Sorry, I made a mistake in my last comment. It does however appear to not be a problem with latin-1 encoding, but with dangling unicode characters. (It ends with E0B9. Based on the page title, that's 2/3rds of a ไ in utf-8, which is much more likely than the windows-1252 equivalent of ๠)

In older versions of MW, the max field size for the cl_sortkey (which eventually becomes cl_sortkey_prefix) was 70 bytes long. This gets cut off at 86 bytes so perhaps that was what the field size on Wikimedia cluster at one point. Modern MW should truncate things correctly so there is no dangaling unicode, and also have a max sortkey prefix size of 255 bytes.

This double encoding is the reason why JOINs will fail with the newer VARBINARY fields used everywhere by MediaWiki now.
This is quite complicated and annoying to work with. Source of bugs.
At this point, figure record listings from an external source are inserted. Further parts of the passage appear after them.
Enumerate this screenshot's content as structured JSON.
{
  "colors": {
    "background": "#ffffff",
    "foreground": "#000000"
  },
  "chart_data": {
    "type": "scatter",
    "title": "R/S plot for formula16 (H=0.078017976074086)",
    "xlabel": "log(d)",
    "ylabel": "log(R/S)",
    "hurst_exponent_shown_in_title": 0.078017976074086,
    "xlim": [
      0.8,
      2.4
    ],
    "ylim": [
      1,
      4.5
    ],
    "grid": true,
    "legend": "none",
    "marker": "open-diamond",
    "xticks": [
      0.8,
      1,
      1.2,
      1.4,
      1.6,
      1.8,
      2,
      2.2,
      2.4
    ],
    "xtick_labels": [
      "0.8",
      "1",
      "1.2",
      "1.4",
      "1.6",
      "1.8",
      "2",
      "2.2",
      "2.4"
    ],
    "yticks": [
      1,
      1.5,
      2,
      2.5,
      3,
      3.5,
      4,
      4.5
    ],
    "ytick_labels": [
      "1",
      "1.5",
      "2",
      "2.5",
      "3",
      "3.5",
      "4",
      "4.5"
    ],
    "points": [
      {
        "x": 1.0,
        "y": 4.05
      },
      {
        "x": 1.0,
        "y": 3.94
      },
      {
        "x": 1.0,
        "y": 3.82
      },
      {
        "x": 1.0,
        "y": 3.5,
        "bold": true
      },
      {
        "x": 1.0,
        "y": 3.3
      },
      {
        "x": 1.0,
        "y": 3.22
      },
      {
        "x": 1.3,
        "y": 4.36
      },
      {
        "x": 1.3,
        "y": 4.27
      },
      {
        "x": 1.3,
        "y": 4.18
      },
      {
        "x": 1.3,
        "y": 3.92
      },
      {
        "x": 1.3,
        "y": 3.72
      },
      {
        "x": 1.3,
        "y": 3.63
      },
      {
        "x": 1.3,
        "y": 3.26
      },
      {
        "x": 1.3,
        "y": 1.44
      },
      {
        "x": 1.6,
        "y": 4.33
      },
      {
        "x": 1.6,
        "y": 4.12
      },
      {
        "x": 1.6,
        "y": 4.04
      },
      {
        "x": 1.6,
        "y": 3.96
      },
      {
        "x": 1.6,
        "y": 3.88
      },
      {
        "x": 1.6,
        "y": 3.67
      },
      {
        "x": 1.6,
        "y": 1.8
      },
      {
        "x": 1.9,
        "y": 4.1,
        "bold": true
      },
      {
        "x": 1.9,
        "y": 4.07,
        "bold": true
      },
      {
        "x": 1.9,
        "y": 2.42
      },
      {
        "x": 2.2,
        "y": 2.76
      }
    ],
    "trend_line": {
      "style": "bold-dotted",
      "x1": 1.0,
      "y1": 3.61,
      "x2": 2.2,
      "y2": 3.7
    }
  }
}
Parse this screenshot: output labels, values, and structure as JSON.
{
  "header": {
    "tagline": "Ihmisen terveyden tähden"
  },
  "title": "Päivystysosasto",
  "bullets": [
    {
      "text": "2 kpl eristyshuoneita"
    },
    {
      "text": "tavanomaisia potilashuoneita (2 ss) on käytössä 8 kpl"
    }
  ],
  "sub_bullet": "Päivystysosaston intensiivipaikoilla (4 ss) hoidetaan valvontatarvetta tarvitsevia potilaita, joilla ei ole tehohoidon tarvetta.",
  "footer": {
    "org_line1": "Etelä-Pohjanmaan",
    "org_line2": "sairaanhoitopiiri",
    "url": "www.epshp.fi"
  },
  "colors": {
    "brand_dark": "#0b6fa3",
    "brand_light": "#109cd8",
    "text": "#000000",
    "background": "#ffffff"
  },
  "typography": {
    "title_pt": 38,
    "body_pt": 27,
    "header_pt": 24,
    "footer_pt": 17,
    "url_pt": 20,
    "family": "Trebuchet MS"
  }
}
in the interest of figuring out how important this is, could you be more specific with actual examples of where this causes problems. Historically most of the issues with dangling unicode has happened with the various *_comment fields (edit summaries) and I guess the cl_sortkey_prefix thing we are talking about now. None of these are usual targets of joins, since normally they don't really match up with anything else in the db as they are basically free text entered by the user.

What is the scope of this task? DBs/tables on Wikimedia sites? Changing some table definitions in the MediaWiki codebase? DBs/tables in Tool Labs / Labs?
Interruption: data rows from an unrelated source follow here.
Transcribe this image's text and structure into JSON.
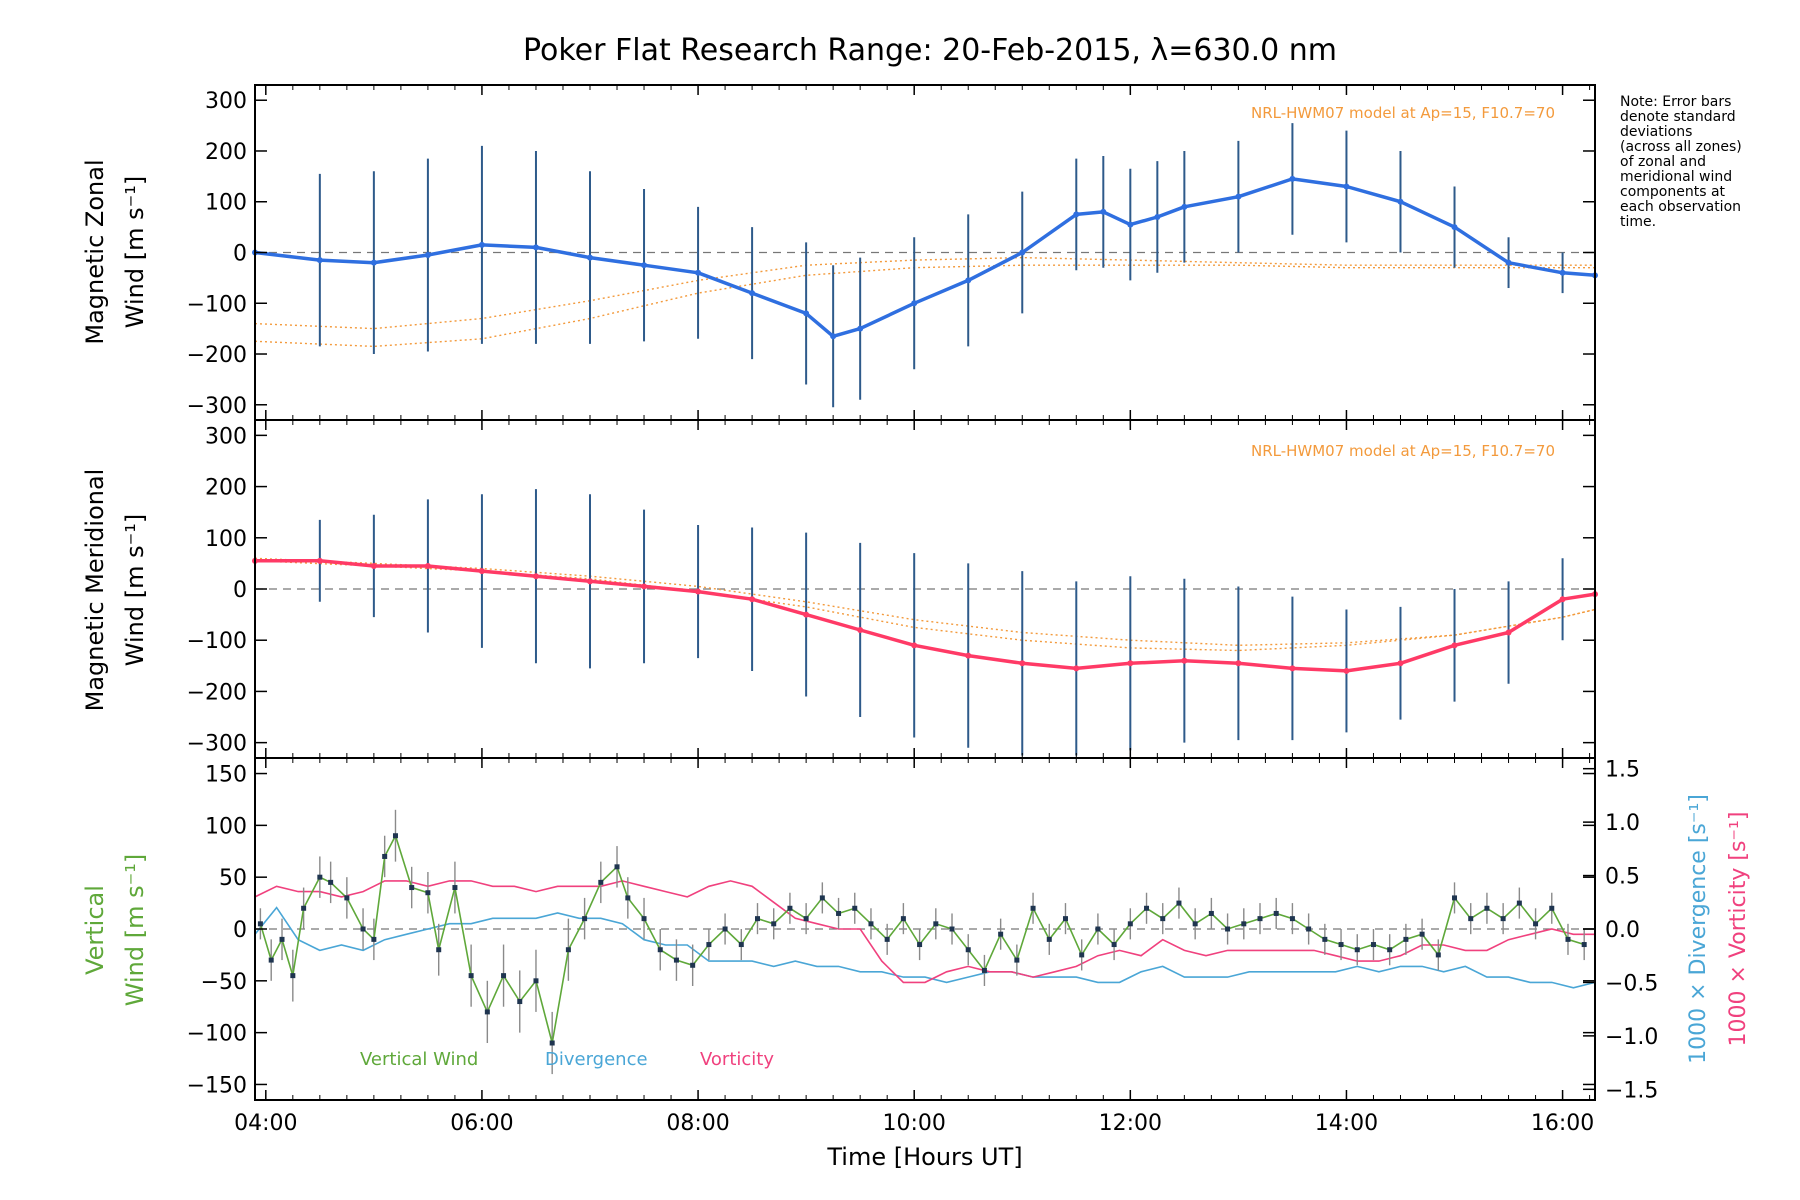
{
  "figure": {
    "title": "Poker Flat Research Range: 20-Feb-2015, λ=630.0 nm",
    "xlabel": "Time [Hours UT]",
    "note_lines": [
      "Note: Error bars",
      "denote standard",
      "deviations",
      "(across all zones)",
      "of zonal and",
      "meridional wind",
      "components at",
      "each observation",
      "time."
    ],
    "colors": {
      "zonal_line": "#2f6fe0",
      "meridional_line": "#ff3a66",
      "vertical": "#5fa83a",
      "divergence": "#4aa6d6",
      "vorticity": "#f0417e",
      "errorbar": "#2e5a8a",
      "model": "#f39a3c",
      "scatter": "#9a9ae0"
    }
  },
  "chart_data": [
    {
      "type": "line",
      "panel": "zonal",
      "ylabel_line1": "Magnetic Zonal",
      "ylabel_line2": "Wind [m s⁻¹]",
      "ylim": [
        -330,
        330
      ],
      "yticks": [
        -300,
        -200,
        -100,
        0,
        100,
        200,
        300
      ],
      "xlim": [
        3.9,
        16.3
      ],
      "xticks": [
        4,
        6,
        8,
        10,
        12,
        14,
        16
      ],
      "xticklabels": [
        "04:00",
        "06:00",
        "08:00",
        "10:00",
        "12:00",
        "14:00",
        "16:00"
      ],
      "model_label": "NRL-HWM07 model at Ap=15, F10.7=70",
      "series": [
        {
          "x": [
            3.9,
            4.5,
            5.0,
            5.5,
            6.0,
            6.5,
            7.0,
            7.5,
            8.0,
            8.5,
            9.0,
            9.25,
            9.5,
            10.0,
            10.5,
            11.0,
            11.5,
            11.75,
            12.0,
            12.25,
            12.5,
            13.0,
            13.5,
            14.0,
            14.5,
            15.0,
            15.5,
            16.0,
            16.3
          ],
          "y": [
            0,
            -15,
            -20,
            -5,
            15,
            10,
            -10,
            -25,
            -40,
            -80,
            -120,
            -165,
            -150,
            -100,
            -55,
            0,
            75,
            80,
            55,
            70,
            90,
            110,
            145,
            130,
            100,
            50,
            -20,
            -40,
            -45
          ],
          "err": [
            150,
            170,
            180,
            190,
            195,
            190,
            170,
            150,
            130,
            130,
            140,
            140,
            140,
            130,
            130,
            120,
            110,
            110,
            110,
            110,
            110,
            110,
            110,
            110,
            100,
            80,
            50,
            40,
            40
          ]
        }
      ],
      "model_curves": [
        {
          "x": [
            3.9,
            5,
            6,
            7,
            8,
            9,
            10,
            11,
            12,
            13,
            14,
            15,
            16,
            16.3
          ],
          "y": [
            -175,
            -185,
            -170,
            -130,
            -80,
            -45,
            -30,
            -25,
            -25,
            -25,
            -30,
            -30,
            -30,
            -30
          ]
        },
        {
          "x": [
            3.9,
            5,
            6,
            7,
            8,
            9,
            10,
            11,
            12,
            13,
            14,
            15,
            16,
            16.3
          ],
          "y": [
            -140,
            -150,
            -130,
            -95,
            -55,
            -25,
            -15,
            -10,
            -15,
            -20,
            -25,
            -25,
            -25,
            -25
          ]
        }
      ]
    },
    {
      "type": "line",
      "panel": "meridional",
      "ylabel_line1": "Magnetic Meridional",
      "ylabel_line2": "Wind [m s⁻¹]",
      "ylim": [
        -330,
        330
      ],
      "yticks": [
        -300,
        -200,
        -100,
        0,
        100,
        200,
        300
      ],
      "model_label": "NRL-HWM07 model at Ap=15, F10.7=70",
      "series": [
        {
          "x": [
            3.9,
            4.5,
            5.0,
            5.5,
            6.0,
            6.5,
            7.0,
            7.5,
            8.0,
            8.5,
            9.0,
            9.5,
            10.0,
            10.5,
            11.0,
            11.5,
            12.0,
            12.5,
            13.0,
            13.5,
            14.0,
            14.5,
            15.0,
            15.5,
            16.0,
            16.3
          ],
          "y": [
            55,
            55,
            45,
            45,
            35,
            25,
            15,
            5,
            -5,
            -20,
            -50,
            -80,
            -110,
            -130,
            -145,
            -155,
            -145,
            -140,
            -145,
            -155,
            -160,
            -145,
            -110,
            -85,
            -20,
            -10
          ],
          "err": [
            70,
            80,
            100,
            130,
            150,
            170,
            170,
            150,
            130,
            140,
            160,
            170,
            180,
            180,
            180,
            170,
            170,
            160,
            150,
            140,
            120,
            110,
            110,
            100,
            80,
            70
          ]
        }
      ],
      "model_curves": [
        {
          "x": [
            3.9,
            5,
            6,
            7,
            8,
            9,
            10,
            11,
            12,
            13,
            14,
            15,
            16,
            16.3
          ],
          "y": [
            60,
            50,
            40,
            25,
            5,
            -25,
            -60,
            -85,
            -100,
            -110,
            -105,
            -90,
            -55,
            -40
          ]
        },
        {
          "x": [
            3.9,
            5,
            6,
            7,
            8,
            9,
            10,
            11,
            12,
            13,
            14,
            15,
            16,
            16.3
          ],
          "y": [
            55,
            45,
            35,
            20,
            -5,
            -35,
            -75,
            -100,
            -115,
            -120,
            -110,
            -90,
            -55,
            -40
          ]
        }
      ]
    },
    {
      "type": "line",
      "panel": "vertical",
      "ylabel_line1": "Vertical",
      "ylabel_line2": "Wind [m s⁻¹]",
      "ylim": [
        -165,
        165
      ],
      "yticks": [
        -150,
        -100,
        -50,
        0,
        50,
        100,
        150
      ],
      "y2label_line1": "1000 × Divergence [s⁻¹]",
      "y2label_line2": "1000 × Vorticity [s⁻¹]",
      "y2lim": [
        -1.6,
        1.6
      ],
      "y2ticks": [
        -1.5,
        -1.0,
        -0.5,
        0.0,
        0.5,
        1.0,
        1.5
      ],
      "y2ticklabels": [
        "−1.5",
        "−1.0",
        "−0.5",
        "0.0",
        "0.5",
        "1.0",
        "1.5"
      ],
      "legend": [
        "Vertical Wind",
        "Divergence",
        "Vorticity"
      ],
      "series": [
        {
          "name": "Vertical Wind",
          "x": [
            3.95,
            4.05,
            4.15,
            4.25,
            4.35,
            4.5,
            4.6,
            4.75,
            4.9,
            5.0,
            5.1,
            5.2,
            5.35,
            5.5,
            5.6,
            5.75,
            5.9,
            6.05,
            6.2,
            6.35,
            6.5,
            6.65,
            6.8,
            6.95,
            7.1,
            7.25,
            7.35,
            7.5,
            7.65,
            7.8,
            7.95,
            8.1,
            8.25,
            8.4,
            8.55,
            8.7,
            8.85,
            9.0,
            9.15,
            9.3,
            9.45,
            9.6,
            9.75,
            9.9,
            10.05,
            10.2,
            10.35,
            10.5,
            10.65,
            10.8,
            10.95,
            11.1,
            11.25,
            11.4,
            11.55,
            11.7,
            11.85,
            12.0,
            12.15,
            12.3,
            12.45,
            12.6,
            12.75,
            12.9,
            13.05,
            13.2,
            13.35,
            13.5,
            13.65,
            13.8,
            13.95,
            14.1,
            14.25,
            14.4,
            14.55,
            14.7,
            14.85,
            15.0,
            15.15,
            15.3,
            15.45,
            15.6,
            15.75,
            15.9,
            16.05,
            16.2
          ],
          "y": [
            5,
            -30,
            -10,
            -45,
            20,
            50,
            45,
            30,
            0,
            -10,
            70,
            90,
            40,
            35,
            -20,
            40,
            -45,
            -80,
            -45,
            -70,
            -50,
            -110,
            -20,
            10,
            45,
            60,
            30,
            10,
            -20,
            -30,
            -35,
            -15,
            0,
            -15,
            10,
            5,
            20,
            10,
            30,
            15,
            20,
            5,
            -10,
            10,
            -15,
            5,
            0,
            -20,
            -40,
            -5,
            -30,
            20,
            -10,
            10,
            -25,
            0,
            -15,
            5,
            20,
            10,
            25,
            5,
            15,
            0,
            5,
            10,
            15,
            10,
            0,
            -10,
            -15,
            -20,
            -15,
            -20,
            -10,
            -5,
            -25,
            30,
            10,
            20,
            10,
            25,
            5,
            20,
            -10,
            -15
          ],
          "err": [
            15,
            20,
            20,
            25,
            20,
            20,
            20,
            20,
            20,
            20,
            20,
            25,
            20,
            20,
            25,
            25,
            30,
            30,
            30,
            30,
            30,
            30,
            30,
            20,
            20,
            20,
            20,
            20,
            20,
            20,
            20,
            15,
            15,
            15,
            15,
            15,
            15,
            15,
            15,
            15,
            15,
            15,
            15,
            15,
            15,
            15,
            15,
            15,
            15,
            15,
            15,
            15,
            15,
            15,
            15,
            15,
            15,
            15,
            15,
            15,
            15,
            15,
            15,
            15,
            15,
            15,
            15,
            15,
            15,
            15,
            15,
            15,
            15,
            15,
            15,
            15,
            15,
            15,
            15,
            15,
            15,
            15,
            15,
            15,
            15,
            15
          ]
        },
        {
          "name": "Divergence",
          "x": [
            3.9,
            4.1,
            4.3,
            4.5,
            4.7,
            4.9,
            5.1,
            5.3,
            5.5,
            5.7,
            5.9,
            6.1,
            6.3,
            6.5,
            6.7,
            6.9,
            7.1,
            7.3,
            7.5,
            7.7,
            7.9,
            8.1,
            8.3,
            8.5,
            8.7,
            8.9,
            9.1,
            9.3,
            9.5,
            9.7,
            9.9,
            10.1,
            10.3,
            10.5,
            10.7,
            10.9,
            11.1,
            11.3,
            11.5,
            11.7,
            11.9,
            12.1,
            12.3,
            12.5,
            12.7,
            12.9,
            13.1,
            13.3,
            13.5,
            13.7,
            13.9,
            14.1,
            14.3,
            14.5,
            14.7,
            14.9,
            15.1,
            15.3,
            15.5,
            15.7,
            15.9,
            16.1,
            16.3
          ],
          "y": [
            -0.05,
            0.2,
            -0.1,
            -0.2,
            -0.15,
            -0.2,
            -0.1,
            -0.05,
            0.0,
            0.05,
            0.05,
            0.1,
            0.1,
            0.1,
            0.15,
            0.1,
            0.1,
            0.05,
            -0.1,
            -0.15,
            -0.15,
            -0.3,
            -0.3,
            -0.3,
            -0.35,
            -0.3,
            -0.35,
            -0.35,
            -0.4,
            -0.4,
            -0.45,
            -0.45,
            -0.5,
            -0.45,
            -0.4,
            -0.4,
            -0.45,
            -0.45,
            -0.45,
            -0.5,
            -0.5,
            -0.4,
            -0.35,
            -0.45,
            -0.45,
            -0.45,
            -0.4,
            -0.4,
            -0.4,
            -0.4,
            -0.4,
            -0.35,
            -0.4,
            -0.35,
            -0.35,
            -0.4,
            -0.35,
            -0.45,
            -0.45,
            -0.5,
            -0.5,
            -0.55,
            -0.5
          ]
        },
        {
          "name": "Vorticity",
          "x": [
            3.9,
            4.1,
            4.3,
            4.5,
            4.7,
            4.9,
            5.1,
            5.3,
            5.5,
            5.7,
            5.9,
            6.1,
            6.3,
            6.5,
            6.7,
            6.9,
            7.1,
            7.3,
            7.5,
            7.7,
            7.9,
            8.1,
            8.3,
            8.5,
            8.7,
            8.9,
            9.1,
            9.3,
            9.5,
            9.7,
            9.9,
            10.1,
            10.3,
            10.5,
            10.7,
            10.9,
            11.1,
            11.3,
            11.5,
            11.7,
            11.9,
            12.1,
            12.3,
            12.5,
            12.7,
            12.9,
            13.1,
            13.3,
            13.5,
            13.7,
            13.9,
            14.1,
            14.3,
            14.5,
            14.7,
            14.9,
            15.1,
            15.3,
            15.5,
            15.7,
            15.9,
            16.1,
            16.3
          ],
          "y": [
            0.3,
            0.4,
            0.35,
            0.35,
            0.3,
            0.35,
            0.45,
            0.45,
            0.4,
            0.45,
            0.45,
            0.4,
            0.4,
            0.35,
            0.4,
            0.4,
            0.4,
            0.45,
            0.4,
            0.35,
            0.3,
            0.4,
            0.45,
            0.4,
            0.25,
            0.1,
            0.05,
            0.0,
            0.0,
            -0.3,
            -0.5,
            -0.5,
            -0.4,
            -0.35,
            -0.4,
            -0.4,
            -0.45,
            -0.4,
            -0.35,
            -0.25,
            -0.2,
            -0.25,
            -0.1,
            -0.2,
            -0.25,
            -0.2,
            -0.2,
            -0.2,
            -0.2,
            -0.2,
            -0.25,
            -0.3,
            -0.3,
            -0.25,
            -0.15,
            -0.15,
            -0.2,
            -0.2,
            -0.1,
            -0.05,
            0.0,
            -0.05,
            -0.05
          ]
        }
      ]
    }
  ]
}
Aklapper: I am going to assume these above based on the feedback (I may be wrong), adding DBA at a later point if something has to be done manually (?).

This proposal is selected for the Developer-Wishlist voting round and will be added to a MediaWiki page very soon. To the subscribers, or proposer of this task: please help modify the task description: add a brief summary (10-12 lines) of the problem that this proposal raises, topics discussed in the comments, and a proposed solution (if there is any yet). Remember to add a header with a title "Description," to your content. Please do so before February 5th, 12:00 pm UTC.

Tgr updated the task description. (Show Details)Feb 4 2017, 10:40 AM
Tgr moved this task from Backend to On Hold on the Developer-Wishlist (2017) board.Feb 5 2017, 9:08 AM
Tgr added a subscriber: Tgr.

I'm moving this to On Hold for the dev wishlist as it's unclear whether the issue still exists.

Krinkle moved this task from Query to Bad data on the Wikimedia-database-error board.